The most intriguing questions concern the inaction of the Dublin government in response to information given at a political level by the British government concerning the suspects. On September 11th, 1974, four months after the bombing, the then British prime minister told the Taoiseach, according to minutes prepared by the Irish government, that the perpetrators of the Dublin bombings had been interned. Two months later at a meeting in Dublin, the British prime minister repeated this. The British minutes of these meetings say the same information was conveyed, by the prime minister at one meeting and by the then northern secretary, Mr Merlyn Rees, at the other.

Yet there was no follow through. The government does not appear to have pursued this at the meeting, nor did it seek names, ask about the evidence justifying the internment or pass this information on to the minister for justice, the Garda commissioners or any of their staff.

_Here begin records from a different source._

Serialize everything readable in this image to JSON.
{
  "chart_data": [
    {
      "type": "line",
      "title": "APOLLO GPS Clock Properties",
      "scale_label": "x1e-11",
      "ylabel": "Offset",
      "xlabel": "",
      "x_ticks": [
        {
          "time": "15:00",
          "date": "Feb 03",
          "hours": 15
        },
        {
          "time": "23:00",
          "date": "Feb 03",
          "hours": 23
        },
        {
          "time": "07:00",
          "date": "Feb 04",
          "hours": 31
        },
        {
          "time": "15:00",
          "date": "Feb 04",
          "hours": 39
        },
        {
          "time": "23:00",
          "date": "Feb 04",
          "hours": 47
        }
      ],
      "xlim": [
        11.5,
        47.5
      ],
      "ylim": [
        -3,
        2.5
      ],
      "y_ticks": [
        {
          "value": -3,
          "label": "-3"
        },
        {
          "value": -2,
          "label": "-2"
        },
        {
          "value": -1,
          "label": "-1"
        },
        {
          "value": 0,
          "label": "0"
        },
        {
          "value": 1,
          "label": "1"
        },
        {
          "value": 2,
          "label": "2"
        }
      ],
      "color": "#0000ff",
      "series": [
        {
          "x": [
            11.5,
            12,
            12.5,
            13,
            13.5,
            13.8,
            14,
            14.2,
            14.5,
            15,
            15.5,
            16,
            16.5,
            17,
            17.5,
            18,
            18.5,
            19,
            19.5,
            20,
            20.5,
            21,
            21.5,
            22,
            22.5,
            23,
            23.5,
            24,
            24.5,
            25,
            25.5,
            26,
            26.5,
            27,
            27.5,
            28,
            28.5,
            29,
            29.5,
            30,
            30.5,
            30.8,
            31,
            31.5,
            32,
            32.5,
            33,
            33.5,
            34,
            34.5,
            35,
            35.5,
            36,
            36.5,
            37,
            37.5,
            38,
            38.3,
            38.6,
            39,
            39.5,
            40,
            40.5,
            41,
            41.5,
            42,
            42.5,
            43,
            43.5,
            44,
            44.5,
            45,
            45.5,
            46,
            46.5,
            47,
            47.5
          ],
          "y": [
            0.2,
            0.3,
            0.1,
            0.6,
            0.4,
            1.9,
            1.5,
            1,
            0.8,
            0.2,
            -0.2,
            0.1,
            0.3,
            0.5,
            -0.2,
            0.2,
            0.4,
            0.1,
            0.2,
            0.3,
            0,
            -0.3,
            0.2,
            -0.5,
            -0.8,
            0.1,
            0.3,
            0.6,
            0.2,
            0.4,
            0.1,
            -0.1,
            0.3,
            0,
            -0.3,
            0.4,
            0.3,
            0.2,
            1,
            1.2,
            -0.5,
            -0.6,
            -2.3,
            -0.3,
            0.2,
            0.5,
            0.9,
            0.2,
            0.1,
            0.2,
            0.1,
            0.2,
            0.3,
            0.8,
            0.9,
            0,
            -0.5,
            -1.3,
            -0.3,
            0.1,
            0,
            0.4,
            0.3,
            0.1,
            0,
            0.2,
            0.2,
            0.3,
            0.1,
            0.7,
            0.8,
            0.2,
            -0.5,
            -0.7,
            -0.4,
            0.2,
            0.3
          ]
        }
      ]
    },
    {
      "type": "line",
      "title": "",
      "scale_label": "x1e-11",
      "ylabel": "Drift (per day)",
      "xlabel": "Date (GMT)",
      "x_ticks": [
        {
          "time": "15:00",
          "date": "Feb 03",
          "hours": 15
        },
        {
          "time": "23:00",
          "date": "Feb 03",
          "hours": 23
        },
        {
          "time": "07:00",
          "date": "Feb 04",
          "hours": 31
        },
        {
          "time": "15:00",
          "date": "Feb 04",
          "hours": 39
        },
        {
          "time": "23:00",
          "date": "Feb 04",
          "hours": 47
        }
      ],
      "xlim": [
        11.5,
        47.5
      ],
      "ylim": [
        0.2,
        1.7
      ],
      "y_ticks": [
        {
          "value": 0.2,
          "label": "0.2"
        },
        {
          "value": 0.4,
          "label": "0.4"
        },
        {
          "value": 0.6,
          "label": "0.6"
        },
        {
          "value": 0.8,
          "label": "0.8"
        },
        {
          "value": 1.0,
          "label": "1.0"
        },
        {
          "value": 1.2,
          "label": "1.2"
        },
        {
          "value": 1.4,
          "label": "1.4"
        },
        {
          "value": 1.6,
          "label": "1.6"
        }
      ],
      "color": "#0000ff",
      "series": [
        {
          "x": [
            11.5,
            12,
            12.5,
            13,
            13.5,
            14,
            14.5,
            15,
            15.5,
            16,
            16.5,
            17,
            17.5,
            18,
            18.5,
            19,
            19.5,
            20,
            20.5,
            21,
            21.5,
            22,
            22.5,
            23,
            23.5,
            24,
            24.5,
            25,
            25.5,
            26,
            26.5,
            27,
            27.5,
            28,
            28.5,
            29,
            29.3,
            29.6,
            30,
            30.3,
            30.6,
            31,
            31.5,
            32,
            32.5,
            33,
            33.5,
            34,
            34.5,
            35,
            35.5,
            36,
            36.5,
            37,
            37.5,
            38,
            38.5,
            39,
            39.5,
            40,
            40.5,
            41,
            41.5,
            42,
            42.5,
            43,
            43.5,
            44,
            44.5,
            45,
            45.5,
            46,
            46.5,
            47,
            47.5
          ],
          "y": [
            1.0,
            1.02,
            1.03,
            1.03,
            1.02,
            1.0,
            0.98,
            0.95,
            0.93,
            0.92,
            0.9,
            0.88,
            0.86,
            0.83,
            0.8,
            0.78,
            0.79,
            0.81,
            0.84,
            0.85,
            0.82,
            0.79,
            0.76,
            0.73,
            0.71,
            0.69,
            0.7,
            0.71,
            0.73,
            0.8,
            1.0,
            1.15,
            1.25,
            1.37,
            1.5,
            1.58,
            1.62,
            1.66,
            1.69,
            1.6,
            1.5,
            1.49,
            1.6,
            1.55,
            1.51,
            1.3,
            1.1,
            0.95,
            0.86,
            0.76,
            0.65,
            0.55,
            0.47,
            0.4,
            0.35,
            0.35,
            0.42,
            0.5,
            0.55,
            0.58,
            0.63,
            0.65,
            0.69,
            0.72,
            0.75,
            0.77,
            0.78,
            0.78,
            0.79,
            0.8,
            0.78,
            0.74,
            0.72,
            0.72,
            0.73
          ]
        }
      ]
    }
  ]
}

The absence of any follow up "strongly suggests that the Irish government made no efforts to assist the investigation into the Dublin and Monaghan bombings at a political level".

If this report came within a few years of the bombings, rather than 29 years later, there would be resignations at top level. The Garda investigation that did take place was "doomed from the start", the report says. The Garda felt it could not offer the RUC support in its investigations, therefore it felt constrained in asking for RUC assistance. The Garda investigation, such as it was, failed to make full use of the information it had received.

There was no dedicated forensic laboratory, and forensic analysis was "fatally flawed" by the delay in getting samples to a laboratory, and the way in which they were handled and stored. Garda records of forensic evidence have been lost. Gardaí did not follow up information on possible names of suspects. Files have been lost, albums of suspect photographs are missing. No assistance was sought by the Garda from the government, and as stated earlier, no assistance was given.

But the main failure of the Garda team was not to act promptly, according to the report. Information on the movement of suspects was not sought for months. They failed to appreciate the extent of the information they had obtained, they accepted information too readily and Garda requests for information from the RUC were too vague. There is "no obvious reason" why the RUC was not asked to conduct inquiries.

The report is clear about the judge's frustration about the dearth of information from the British authorities. While the correspondence with the Northern Ireland Office had "undoubtedly produced some useful information", this was limited by the reluctance to release information.

The Oireachtas Committee on Justice will start public hearings in late January. It will call witnesses who spoke to Mr Justice Barron, but the chairman, Mr Seán Ardagh, said yesterday he was not expecting to unearth new evidence, not can his committee make findings.

The suspicion is likely to remain unproven. But in the minds of those who hold it, it will remain a suspicion.